Pas de particules fines... L'hydrogène a les avantages de la voiture électrique sans les inconvénients. Selon ses promoteurs, un véhicule à hydrogène peut faire environ 500 km sans avoir à être recharger. La recharge est également très rapide : elle dure seulement trois minutes à une pompe, pour un prix équivalent à celui d'un plein d'essence. Autre avantage, et de taille : l'hydrogène n'émet aucune particule fine. Comment ça marche ? Une pile à combustible est embarquée dans le véhicule ; l'hydrogène s'y mélange à de l'oxygène, et produit de l'électricité qui permet à la voiture d'avancer. Ce système ne rejette que de la vapeur d'eau.

… Mais. Et pourtant, l'hydrogène n'est pas un carburant aussi écologique qu'il y parait. En effet aujourd’hui, 95% de l’hydrogène est produit à partir du gaz naturel, du pétrole ou du charbon. Demain, l’électrolyse de l’eau avec de l’électricité d’origine renouvelable, le biogaz et la biomasse prendront le relai. Autre problème : le prix des voitures, aux alentours de 65.000 euros, reste encore très dissuasif.

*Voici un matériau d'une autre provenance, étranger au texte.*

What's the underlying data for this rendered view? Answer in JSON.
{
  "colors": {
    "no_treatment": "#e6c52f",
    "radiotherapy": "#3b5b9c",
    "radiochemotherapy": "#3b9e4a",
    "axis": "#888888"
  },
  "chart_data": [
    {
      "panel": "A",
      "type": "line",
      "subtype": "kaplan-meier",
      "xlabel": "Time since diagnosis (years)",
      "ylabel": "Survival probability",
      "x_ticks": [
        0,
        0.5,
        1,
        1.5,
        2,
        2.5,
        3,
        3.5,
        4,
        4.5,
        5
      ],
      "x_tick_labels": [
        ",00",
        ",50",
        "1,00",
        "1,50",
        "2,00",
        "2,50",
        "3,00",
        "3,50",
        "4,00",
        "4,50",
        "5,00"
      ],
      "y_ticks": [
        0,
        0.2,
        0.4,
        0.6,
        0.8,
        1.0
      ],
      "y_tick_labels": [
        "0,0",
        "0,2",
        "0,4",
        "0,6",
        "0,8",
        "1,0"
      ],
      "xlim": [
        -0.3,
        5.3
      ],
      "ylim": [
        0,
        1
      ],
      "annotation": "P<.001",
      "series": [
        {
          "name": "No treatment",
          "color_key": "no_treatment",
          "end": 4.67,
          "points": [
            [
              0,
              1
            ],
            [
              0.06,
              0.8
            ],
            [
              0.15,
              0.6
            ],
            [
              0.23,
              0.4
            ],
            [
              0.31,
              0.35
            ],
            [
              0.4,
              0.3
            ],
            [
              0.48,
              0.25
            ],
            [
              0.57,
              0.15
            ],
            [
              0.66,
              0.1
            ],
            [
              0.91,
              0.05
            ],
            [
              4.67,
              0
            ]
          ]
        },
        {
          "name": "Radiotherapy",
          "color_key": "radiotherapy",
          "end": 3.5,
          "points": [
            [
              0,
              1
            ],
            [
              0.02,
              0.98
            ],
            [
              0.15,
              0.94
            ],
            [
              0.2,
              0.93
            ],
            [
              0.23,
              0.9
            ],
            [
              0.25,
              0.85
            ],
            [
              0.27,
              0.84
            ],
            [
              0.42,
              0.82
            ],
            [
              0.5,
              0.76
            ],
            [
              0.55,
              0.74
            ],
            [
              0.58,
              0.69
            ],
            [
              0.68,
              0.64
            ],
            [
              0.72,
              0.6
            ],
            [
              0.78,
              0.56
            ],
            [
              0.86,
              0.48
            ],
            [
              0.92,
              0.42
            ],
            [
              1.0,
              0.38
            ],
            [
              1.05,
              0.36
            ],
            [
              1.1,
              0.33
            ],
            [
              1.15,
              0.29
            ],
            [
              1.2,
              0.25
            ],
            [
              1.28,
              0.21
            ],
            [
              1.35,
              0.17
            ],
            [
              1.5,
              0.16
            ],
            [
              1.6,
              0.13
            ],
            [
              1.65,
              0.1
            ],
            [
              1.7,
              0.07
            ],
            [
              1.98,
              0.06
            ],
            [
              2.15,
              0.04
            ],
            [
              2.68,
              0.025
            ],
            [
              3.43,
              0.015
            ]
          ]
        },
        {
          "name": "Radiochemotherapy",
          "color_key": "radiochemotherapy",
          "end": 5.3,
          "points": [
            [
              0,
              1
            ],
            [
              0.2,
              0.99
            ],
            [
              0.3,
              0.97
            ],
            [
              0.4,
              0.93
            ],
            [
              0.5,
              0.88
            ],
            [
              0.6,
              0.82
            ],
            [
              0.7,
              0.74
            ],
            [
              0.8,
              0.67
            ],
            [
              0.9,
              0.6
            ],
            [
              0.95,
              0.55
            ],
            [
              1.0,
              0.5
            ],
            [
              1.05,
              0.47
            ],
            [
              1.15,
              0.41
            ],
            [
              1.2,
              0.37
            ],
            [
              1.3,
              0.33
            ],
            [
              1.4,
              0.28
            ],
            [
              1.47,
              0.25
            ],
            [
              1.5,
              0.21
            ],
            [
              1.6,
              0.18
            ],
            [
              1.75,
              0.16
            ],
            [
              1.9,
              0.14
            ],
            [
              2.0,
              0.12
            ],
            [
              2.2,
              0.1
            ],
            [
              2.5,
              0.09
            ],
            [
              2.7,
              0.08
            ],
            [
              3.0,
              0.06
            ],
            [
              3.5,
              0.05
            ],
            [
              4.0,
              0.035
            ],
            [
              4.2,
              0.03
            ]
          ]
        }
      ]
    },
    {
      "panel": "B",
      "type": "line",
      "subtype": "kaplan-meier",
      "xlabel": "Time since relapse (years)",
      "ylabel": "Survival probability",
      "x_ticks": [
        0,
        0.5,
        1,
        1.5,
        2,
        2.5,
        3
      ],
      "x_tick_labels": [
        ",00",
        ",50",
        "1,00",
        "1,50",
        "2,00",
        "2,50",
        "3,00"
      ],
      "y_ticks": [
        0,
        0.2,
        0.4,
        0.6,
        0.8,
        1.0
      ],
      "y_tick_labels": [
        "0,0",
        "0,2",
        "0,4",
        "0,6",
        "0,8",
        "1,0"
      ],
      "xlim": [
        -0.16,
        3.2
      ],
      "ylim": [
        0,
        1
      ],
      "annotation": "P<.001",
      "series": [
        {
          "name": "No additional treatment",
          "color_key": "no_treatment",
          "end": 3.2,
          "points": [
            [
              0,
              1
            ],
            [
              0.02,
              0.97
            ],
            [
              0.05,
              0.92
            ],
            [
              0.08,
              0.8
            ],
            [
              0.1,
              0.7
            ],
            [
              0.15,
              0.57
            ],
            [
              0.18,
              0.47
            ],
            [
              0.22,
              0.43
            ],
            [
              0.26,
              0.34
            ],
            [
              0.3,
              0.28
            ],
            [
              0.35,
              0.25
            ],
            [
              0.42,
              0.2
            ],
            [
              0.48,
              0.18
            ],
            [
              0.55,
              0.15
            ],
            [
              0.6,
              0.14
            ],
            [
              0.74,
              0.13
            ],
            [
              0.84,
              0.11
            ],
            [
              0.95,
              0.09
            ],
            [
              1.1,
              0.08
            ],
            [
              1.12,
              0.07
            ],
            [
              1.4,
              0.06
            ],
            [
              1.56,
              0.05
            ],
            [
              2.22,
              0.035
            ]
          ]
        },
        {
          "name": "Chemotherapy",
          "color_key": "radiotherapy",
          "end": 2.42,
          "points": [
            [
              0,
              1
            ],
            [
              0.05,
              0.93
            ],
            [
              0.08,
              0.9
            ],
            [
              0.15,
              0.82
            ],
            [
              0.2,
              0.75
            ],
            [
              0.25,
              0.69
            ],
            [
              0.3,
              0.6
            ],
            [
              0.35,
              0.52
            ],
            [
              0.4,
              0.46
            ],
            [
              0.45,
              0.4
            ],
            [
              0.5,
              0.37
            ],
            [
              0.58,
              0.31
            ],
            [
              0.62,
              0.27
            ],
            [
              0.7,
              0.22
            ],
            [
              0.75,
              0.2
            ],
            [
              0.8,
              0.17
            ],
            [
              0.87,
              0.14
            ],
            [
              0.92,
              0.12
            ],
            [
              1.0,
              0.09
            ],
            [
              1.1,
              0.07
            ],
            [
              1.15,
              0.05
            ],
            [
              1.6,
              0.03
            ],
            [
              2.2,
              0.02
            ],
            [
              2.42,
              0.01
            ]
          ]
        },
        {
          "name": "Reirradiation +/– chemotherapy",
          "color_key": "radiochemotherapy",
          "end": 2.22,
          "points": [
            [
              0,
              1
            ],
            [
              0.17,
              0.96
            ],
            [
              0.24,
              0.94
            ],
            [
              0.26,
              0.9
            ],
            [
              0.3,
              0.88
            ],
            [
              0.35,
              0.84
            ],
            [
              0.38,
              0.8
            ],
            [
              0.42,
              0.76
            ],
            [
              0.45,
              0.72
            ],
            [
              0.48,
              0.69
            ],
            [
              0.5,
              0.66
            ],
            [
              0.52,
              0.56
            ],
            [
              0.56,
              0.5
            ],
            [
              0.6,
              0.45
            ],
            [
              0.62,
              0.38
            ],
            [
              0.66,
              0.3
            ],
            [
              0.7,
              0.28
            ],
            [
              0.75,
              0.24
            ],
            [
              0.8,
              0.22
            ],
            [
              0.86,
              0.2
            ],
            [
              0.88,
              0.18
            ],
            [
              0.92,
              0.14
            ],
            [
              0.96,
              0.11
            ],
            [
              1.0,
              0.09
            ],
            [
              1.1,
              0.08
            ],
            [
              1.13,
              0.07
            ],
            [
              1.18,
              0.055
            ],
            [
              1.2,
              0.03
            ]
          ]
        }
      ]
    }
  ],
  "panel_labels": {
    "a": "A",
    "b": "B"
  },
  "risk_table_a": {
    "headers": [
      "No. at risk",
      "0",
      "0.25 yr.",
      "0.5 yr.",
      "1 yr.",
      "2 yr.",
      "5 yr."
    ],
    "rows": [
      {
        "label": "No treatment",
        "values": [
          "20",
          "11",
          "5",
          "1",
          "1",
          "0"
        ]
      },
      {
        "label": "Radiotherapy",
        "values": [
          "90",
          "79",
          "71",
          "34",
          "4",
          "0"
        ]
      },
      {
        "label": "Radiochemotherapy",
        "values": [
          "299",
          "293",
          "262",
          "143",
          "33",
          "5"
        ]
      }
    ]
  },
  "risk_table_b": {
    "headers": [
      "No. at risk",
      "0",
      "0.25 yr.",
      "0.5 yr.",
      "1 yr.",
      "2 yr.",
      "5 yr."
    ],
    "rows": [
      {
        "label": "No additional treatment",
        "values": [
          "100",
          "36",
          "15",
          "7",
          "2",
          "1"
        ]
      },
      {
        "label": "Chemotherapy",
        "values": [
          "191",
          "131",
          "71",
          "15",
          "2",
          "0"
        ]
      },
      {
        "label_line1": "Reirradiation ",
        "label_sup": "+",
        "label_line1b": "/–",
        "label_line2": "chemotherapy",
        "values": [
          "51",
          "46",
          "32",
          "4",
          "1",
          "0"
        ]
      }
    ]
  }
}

Développer les infrastructures. Et pourtant, au regard du Japon, de l'Allemagne ou de la Californie, la France est clairement à la traîne. La raison est simple : c'est plutôt l'électrique qui a été privilégié dans l'Hexagone ces dernières années. Les constructeurs français ne se sont pas vraiment emparés de cette technologie. Il y a aussi une absence d'infrastructures, avec très peu de stations-services. Mais ce problème pourrait se régler rapidement : Air Liquide se dit prêt à développer un réseau. Du côté du ministère des Transports, on regarde avec intérêt cette technologie, notamment pour les camions. Mais ce qui est sûr, c'est que ça ne pourra pas se faire sans les constructeurs français.